July and August Fiction at GigaNotoSaurus

I’ve been remiss in announcing stories as they go up at GigaNotoSaurus. Sorry about that!

July was “A Man Not of Canaan” by Alex Jeffers.

“The men are afraid,” I said.

“Of course,” said my friend the foreign magician. “Aren’t you?”

“Yes.”

Behind us in the belly of the boat, my crew huddled over their oars, muttering, praying. I felt that was not wise. The Mother, it seemed to me, must have fled our island, far beyond the reach of any man’s voice, long before the little people who honored her. Else why had the great bull of fire under the sea grown so restless, so angry? Even as I thought this, he bellowed. I flinched. Murmuring my own vain prayer, I glanced over my shoulder, north across the choppy waters of the gulf. White steam and black smoke billowed from the peak of the new mountain the bull had shouldered out of the sea. It appeared to be taller than when last I saw it, only two months before. Red as bull’s blood, subterranean flame stained the smoke and steam. Lightning flickered within the column of cloud as the bull thundered again. A warm, caustic ash of burnt stone began to fall. One of the rowers coughed violently.

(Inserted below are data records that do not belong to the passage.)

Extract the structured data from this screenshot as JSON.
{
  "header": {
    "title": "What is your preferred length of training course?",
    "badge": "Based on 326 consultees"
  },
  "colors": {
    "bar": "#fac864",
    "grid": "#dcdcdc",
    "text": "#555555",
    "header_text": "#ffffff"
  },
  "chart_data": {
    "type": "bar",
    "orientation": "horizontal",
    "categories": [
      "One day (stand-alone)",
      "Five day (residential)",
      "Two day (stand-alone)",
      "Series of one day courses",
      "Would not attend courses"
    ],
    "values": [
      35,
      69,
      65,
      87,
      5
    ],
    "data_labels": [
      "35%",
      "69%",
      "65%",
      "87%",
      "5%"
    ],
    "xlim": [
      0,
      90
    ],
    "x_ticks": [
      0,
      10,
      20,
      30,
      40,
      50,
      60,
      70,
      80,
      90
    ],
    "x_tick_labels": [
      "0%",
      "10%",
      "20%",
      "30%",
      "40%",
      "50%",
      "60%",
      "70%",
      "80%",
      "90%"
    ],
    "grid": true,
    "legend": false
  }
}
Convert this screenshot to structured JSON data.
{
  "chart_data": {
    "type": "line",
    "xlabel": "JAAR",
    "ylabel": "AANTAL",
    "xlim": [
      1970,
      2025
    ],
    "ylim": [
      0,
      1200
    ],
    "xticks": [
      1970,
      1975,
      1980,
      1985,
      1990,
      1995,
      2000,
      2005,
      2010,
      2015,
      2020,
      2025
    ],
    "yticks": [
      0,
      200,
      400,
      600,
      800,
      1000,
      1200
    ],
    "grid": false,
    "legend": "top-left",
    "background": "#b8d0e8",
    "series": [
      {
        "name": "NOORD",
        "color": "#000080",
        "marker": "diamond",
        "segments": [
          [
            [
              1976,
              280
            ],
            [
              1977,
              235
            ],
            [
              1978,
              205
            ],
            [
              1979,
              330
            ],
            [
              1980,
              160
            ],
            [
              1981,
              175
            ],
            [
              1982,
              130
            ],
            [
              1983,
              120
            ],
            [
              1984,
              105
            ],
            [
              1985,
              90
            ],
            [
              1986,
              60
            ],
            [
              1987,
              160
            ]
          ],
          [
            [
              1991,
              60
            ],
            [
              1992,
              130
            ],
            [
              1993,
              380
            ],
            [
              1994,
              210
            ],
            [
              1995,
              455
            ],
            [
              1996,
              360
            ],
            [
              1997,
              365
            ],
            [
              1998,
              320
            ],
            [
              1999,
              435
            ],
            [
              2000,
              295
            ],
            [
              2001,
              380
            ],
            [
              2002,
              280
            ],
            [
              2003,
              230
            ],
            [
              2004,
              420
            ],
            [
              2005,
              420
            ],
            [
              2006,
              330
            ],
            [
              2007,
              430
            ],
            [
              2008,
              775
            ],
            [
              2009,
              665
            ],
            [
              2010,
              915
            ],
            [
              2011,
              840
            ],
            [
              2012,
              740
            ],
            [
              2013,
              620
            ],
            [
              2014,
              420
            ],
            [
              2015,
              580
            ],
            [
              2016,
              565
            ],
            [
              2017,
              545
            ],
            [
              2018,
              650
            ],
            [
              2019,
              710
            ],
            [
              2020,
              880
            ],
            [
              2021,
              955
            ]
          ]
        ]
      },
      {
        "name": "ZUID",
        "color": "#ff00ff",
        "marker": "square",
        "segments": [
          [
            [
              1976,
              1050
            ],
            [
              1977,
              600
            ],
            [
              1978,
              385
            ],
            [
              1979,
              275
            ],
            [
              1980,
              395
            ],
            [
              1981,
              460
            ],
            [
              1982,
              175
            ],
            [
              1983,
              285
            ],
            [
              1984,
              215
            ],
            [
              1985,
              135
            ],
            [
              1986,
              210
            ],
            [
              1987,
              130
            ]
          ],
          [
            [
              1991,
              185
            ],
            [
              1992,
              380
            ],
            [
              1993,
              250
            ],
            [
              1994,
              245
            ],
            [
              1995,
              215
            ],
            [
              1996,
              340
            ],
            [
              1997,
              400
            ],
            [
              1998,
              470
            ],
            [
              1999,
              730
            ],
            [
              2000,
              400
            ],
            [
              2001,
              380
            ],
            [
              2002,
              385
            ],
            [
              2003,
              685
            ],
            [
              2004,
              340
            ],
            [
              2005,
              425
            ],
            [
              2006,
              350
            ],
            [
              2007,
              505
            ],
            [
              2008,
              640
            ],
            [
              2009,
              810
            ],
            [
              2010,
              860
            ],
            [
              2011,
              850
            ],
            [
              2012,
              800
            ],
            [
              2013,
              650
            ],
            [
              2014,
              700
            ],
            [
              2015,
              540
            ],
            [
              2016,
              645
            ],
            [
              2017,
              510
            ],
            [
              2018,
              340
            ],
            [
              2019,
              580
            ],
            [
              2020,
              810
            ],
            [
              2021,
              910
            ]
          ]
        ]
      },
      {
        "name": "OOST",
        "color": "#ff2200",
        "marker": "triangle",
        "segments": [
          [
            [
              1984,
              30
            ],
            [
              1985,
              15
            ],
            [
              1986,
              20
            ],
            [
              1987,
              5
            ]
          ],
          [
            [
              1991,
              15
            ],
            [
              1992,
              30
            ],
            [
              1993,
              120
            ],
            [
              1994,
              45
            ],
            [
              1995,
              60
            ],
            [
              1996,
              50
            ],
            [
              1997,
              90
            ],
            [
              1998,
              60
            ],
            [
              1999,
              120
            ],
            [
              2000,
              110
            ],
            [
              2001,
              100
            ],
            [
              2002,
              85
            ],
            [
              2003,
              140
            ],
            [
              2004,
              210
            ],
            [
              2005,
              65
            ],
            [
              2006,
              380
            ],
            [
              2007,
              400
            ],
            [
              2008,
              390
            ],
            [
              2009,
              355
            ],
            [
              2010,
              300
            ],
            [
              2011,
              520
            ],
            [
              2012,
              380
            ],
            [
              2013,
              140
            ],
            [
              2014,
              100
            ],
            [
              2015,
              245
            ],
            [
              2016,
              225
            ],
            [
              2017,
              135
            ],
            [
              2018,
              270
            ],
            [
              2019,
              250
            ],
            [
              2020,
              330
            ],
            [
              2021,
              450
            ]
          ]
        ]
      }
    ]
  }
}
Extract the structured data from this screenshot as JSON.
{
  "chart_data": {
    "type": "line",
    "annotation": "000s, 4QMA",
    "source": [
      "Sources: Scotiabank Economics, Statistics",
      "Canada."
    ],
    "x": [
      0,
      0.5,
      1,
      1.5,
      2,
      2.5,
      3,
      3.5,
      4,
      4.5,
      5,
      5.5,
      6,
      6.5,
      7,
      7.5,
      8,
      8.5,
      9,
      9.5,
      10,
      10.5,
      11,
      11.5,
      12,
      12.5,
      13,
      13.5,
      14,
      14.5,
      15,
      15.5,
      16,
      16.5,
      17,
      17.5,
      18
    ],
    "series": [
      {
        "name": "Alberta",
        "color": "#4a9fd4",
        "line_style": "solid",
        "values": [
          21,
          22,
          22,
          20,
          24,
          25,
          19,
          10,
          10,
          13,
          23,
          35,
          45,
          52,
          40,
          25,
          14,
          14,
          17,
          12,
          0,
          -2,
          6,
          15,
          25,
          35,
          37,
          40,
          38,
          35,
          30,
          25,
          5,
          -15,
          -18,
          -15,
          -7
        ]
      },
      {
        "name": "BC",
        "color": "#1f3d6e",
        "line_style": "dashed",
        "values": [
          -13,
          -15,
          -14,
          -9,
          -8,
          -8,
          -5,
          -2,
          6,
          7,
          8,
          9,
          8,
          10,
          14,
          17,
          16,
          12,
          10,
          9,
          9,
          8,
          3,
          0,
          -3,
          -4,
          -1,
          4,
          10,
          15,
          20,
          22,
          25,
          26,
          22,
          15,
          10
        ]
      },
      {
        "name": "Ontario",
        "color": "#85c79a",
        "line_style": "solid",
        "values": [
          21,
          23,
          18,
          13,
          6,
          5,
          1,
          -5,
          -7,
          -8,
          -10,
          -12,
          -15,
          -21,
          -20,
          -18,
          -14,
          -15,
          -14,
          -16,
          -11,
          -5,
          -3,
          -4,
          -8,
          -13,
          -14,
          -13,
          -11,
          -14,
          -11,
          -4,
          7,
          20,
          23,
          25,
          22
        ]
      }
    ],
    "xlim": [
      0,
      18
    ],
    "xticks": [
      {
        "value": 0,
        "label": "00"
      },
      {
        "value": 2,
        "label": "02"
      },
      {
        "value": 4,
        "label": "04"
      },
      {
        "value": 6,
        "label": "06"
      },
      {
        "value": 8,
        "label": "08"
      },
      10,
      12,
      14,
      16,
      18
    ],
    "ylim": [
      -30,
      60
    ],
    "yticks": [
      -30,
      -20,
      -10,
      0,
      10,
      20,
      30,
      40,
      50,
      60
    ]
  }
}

For August, “The Litigatrix” by Ken Liu:

The fifteenth day of the first month in the seventh year of the Huayin Era:

The old man, Hae-wook Lee, had been bedridden for months. He lay on the sleeping mat, wrapped in a blanket. The drugs helped him sleep, and forget about the harsh words of his son.

It was an unseasonably warm winter day, here in this corner of Northeast Asia. Though the fire in the kitchen hearth next door had been extinguished, the gudeul smoke passages below the floor would continue to radiate residual heat for several hours. The room was so warm that the maid, Kyoon, had left the windows open to give the old man some fresh air, dry and invigorating after the new snow of the day before.

He dreamt that he was having a dinner of gogi gui. That pretty girl from years ago served him. He felt a pang of regret.